Towards the end of the century many of the low, scattered buildings were replaced by taller blocks.

Further out, west of Nordre Fasanvej, the only buildings along the street were a couple of factories and some allotments, which continued well into the 20th century.

==Notable buildings and residents==
Aksel Møllers Have (Godthåbsvej 35–41) is a Modernist housing estate built in 1946 to design by Sigurd Tanggaard. Godthaab Church, located on Nylandsvej, just off Godthåbsvej, is from 1909 and was designed by Gotfred Tvede.

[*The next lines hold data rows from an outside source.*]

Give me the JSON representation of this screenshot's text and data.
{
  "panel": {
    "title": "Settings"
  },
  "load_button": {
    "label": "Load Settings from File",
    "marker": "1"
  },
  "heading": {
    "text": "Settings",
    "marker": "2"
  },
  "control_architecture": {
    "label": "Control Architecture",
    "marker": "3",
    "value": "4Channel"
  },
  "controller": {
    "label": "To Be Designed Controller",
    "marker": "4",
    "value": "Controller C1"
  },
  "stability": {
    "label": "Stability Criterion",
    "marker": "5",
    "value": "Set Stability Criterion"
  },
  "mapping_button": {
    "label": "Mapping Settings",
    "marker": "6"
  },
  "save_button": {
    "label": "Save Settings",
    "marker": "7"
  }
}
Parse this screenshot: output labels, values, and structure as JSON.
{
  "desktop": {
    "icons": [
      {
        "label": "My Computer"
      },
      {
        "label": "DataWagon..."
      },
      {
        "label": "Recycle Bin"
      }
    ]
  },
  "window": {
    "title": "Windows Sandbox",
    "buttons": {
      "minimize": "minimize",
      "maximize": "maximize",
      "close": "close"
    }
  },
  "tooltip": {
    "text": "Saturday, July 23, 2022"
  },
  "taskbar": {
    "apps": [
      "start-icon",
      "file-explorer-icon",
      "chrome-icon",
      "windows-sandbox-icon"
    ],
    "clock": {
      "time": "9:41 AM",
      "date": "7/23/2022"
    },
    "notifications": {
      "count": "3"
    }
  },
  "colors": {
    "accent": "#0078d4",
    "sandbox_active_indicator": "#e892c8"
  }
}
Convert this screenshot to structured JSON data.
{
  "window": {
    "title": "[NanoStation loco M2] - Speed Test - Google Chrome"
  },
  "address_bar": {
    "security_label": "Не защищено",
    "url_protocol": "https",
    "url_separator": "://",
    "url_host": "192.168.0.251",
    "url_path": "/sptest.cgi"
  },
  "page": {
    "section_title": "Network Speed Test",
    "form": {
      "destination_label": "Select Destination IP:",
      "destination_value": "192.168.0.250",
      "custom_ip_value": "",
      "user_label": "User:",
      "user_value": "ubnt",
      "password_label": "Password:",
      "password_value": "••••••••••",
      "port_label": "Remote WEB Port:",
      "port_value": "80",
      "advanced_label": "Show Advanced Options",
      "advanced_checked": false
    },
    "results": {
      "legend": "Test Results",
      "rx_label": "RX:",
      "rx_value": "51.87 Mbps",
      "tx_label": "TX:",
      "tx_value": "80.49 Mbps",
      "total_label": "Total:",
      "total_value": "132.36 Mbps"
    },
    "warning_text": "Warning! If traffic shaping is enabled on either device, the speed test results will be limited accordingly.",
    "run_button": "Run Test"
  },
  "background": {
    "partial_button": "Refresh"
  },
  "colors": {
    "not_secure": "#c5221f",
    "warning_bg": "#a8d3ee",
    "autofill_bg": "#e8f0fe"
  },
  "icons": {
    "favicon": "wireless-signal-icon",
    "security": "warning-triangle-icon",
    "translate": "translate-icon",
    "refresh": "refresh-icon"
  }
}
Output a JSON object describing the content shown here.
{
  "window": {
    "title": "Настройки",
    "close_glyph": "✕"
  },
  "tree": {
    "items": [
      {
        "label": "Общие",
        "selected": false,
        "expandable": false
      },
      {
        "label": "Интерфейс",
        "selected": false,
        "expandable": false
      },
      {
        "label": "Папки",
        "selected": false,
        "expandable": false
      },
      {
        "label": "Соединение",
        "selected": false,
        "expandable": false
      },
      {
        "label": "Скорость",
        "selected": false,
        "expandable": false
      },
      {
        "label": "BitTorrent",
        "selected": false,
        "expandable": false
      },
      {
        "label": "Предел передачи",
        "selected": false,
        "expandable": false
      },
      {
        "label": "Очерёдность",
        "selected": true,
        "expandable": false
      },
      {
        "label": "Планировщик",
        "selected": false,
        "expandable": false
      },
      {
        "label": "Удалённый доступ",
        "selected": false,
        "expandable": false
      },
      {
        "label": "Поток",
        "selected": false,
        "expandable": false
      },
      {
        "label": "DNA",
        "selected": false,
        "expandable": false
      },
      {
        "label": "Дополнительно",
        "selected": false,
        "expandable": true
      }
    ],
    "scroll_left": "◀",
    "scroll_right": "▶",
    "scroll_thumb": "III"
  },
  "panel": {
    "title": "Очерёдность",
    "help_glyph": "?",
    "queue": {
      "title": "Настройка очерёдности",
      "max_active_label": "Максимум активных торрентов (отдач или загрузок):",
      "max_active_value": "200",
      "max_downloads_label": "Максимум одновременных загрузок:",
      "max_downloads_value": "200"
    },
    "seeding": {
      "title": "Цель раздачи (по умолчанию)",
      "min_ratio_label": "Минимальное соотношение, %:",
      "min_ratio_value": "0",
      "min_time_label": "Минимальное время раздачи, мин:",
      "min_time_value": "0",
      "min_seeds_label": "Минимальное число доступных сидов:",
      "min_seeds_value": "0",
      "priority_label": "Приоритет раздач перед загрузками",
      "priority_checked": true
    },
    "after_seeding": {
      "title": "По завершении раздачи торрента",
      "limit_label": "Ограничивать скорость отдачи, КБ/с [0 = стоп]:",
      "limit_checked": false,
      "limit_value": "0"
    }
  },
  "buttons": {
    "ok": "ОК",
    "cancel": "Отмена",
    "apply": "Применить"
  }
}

The 3-story apartment buildings Godthåbshus, Grøndalshus and Fordreshus (Godthåbsvej 182–208, Rønnebærvej 2–12) were built in 1926–27 based on the design by Thorkild Henningsen and Karl Larsen. Thorkild Henningsen also designed the slightly younger terraced housing development Fuglebakken 1928–29. It consists of a total of 165 houses located on the streets Godthåbsvej, Duevej, Fuglebakkevej, Drosselvej, Solsortevej, Vagtelvej and Egernvej.

Grøndalshuset, on the corner with Sallingevej (No. 2–4) in Vanløse, is a housing estate designed by Frits Schlegel in 1936.

==Transport==
Grøndal railway station (formerly Godthåbsvej railway station) is located on the border between Frederiksberg and Vanløse. The station is located on the Ring Line of the S-train system and is served by the F trains.

One of the stations, Aksel Møllers Have, on the City Circle Line of the Copenhagen Metro is located at Aksel Møllers Have.

==Cultural references==
Handelsbanken's branch at Godthåbsvej 229 in Vanløse is used as a location at 0:10:37 in the 1972 Olsen-banden film The Olsen Gang's Big Score.